To further spread the great news, we held a roundtable event at the YMCA in Erie, PA and along with Maureen Cronin, Bureau Director of Early Intervention Services for the state of Pennsylvania I was able to share and discuss more about the IDEA Part C regulations. At the YMCA I spent time in the classrooms and played with some of the children, met local parents from the community and provided information regarding those regulations with parents, early intervention service providers, service coordinators and lead agency personnel. I spoke about a few of the changes that were made to ensure that the administration’s reform goals were addressed; reducing burden; increasing flexibility and most importantly—striving to improve outcomes for our infants and toddlers with disabilities. I believe we’ve done that.
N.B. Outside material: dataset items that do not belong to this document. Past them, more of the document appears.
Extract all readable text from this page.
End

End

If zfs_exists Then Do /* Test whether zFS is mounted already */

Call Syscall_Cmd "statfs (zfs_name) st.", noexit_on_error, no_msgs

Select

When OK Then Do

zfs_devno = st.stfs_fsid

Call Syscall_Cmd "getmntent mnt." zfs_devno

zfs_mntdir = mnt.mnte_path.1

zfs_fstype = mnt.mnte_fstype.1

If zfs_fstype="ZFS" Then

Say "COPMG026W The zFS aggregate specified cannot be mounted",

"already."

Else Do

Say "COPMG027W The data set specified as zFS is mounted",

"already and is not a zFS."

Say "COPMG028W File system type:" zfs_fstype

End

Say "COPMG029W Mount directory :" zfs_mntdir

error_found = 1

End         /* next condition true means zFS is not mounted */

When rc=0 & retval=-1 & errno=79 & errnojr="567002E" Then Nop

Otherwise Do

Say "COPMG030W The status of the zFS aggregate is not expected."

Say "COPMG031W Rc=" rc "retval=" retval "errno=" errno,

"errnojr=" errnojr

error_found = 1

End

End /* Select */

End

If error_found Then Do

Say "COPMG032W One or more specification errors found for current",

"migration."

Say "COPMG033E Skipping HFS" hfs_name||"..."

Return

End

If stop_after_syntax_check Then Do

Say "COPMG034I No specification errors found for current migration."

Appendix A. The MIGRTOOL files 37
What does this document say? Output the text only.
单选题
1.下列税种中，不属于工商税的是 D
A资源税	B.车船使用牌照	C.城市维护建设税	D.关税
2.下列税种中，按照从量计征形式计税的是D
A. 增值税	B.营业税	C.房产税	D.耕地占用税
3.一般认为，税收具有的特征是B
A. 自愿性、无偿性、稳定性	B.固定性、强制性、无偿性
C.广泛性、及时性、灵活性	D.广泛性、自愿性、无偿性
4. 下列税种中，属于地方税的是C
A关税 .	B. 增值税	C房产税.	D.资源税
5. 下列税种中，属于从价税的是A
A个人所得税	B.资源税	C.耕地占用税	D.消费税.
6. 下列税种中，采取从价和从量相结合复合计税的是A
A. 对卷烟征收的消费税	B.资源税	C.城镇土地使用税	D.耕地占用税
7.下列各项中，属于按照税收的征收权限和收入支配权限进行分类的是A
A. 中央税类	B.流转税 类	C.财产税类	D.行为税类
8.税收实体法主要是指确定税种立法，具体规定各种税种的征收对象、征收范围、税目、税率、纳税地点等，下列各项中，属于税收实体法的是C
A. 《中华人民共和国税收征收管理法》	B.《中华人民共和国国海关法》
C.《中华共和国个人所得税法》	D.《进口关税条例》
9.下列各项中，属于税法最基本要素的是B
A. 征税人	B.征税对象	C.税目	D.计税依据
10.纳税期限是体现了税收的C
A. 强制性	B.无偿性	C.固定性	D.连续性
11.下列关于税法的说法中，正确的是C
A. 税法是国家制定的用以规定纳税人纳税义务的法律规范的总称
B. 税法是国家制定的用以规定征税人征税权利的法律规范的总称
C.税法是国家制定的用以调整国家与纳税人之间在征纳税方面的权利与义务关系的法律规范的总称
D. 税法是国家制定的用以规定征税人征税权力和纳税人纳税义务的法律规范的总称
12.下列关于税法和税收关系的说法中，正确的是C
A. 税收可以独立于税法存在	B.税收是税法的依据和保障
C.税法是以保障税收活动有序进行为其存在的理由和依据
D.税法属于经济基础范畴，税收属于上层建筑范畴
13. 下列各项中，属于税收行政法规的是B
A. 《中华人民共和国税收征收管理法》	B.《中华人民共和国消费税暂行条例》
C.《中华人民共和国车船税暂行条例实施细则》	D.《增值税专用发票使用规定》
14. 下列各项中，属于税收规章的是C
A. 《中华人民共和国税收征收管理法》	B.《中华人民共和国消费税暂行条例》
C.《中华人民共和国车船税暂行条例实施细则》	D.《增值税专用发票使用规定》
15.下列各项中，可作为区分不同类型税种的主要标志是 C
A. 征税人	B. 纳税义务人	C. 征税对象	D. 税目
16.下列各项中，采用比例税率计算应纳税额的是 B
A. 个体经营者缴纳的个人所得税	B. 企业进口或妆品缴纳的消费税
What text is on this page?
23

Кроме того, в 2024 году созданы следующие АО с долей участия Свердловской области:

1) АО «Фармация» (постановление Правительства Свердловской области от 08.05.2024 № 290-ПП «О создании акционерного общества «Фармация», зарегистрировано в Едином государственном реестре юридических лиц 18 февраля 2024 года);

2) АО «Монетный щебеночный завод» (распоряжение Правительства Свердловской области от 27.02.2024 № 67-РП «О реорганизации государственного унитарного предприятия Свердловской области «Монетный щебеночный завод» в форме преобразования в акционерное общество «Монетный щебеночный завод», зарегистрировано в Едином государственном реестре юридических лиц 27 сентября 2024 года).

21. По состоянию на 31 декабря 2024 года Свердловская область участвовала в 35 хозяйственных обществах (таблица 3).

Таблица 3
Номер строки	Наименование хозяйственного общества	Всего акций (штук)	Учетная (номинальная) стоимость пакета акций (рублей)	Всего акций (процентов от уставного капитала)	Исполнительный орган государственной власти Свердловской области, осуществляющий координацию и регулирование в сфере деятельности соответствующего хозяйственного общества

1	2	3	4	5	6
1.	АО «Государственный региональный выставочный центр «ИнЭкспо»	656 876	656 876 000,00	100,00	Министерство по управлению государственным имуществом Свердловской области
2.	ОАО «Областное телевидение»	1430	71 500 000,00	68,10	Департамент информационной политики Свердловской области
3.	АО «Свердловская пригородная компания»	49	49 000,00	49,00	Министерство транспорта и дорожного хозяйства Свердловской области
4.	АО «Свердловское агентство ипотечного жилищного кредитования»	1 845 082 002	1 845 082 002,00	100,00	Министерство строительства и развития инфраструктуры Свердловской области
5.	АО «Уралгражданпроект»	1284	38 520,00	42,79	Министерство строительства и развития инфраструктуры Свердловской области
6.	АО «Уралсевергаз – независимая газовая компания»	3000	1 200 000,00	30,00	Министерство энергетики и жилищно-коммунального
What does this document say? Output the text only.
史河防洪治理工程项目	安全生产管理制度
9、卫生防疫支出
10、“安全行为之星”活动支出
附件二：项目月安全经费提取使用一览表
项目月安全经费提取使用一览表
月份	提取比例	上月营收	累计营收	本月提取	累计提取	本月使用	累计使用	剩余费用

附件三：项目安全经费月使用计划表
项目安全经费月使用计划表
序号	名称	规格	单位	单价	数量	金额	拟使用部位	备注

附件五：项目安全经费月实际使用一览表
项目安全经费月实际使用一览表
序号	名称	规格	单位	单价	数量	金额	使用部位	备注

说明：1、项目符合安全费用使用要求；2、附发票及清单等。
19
It was exciting to share this information in Pennsylvania, a state that Secretary Duncan praised for their commitment to early childhood education, and as Maureen noted, one of the first states to effectively pair early intervention with early childhood and put all programs “under one roof.” Among the approximately 40 attendees at the roundtable discussion were parents and families, who were able to share some of their experiences and urged others to advocate for their children to ensure they receive the best services possible.
I was thrilled to see that everyone shared a common goal and that all were able to recognize the value of Pennsylvania’s early childhood programs, including the early intervention program serving infants and toddlers with disabilities. As one parent noted, in a time of strained budgets, investment in early childhood saves money in the long term. As a final thought, it is through collaboration that we are able to make these programs successful for our youngest populations of learners. I want to offer my thanks to all those who participated in the event and for everything they do to help meet the needs of our youngest populations.
Alexa Posny is Assistant Secretary for Special Education and Rehabilitative Services at the U.S. Department of Education.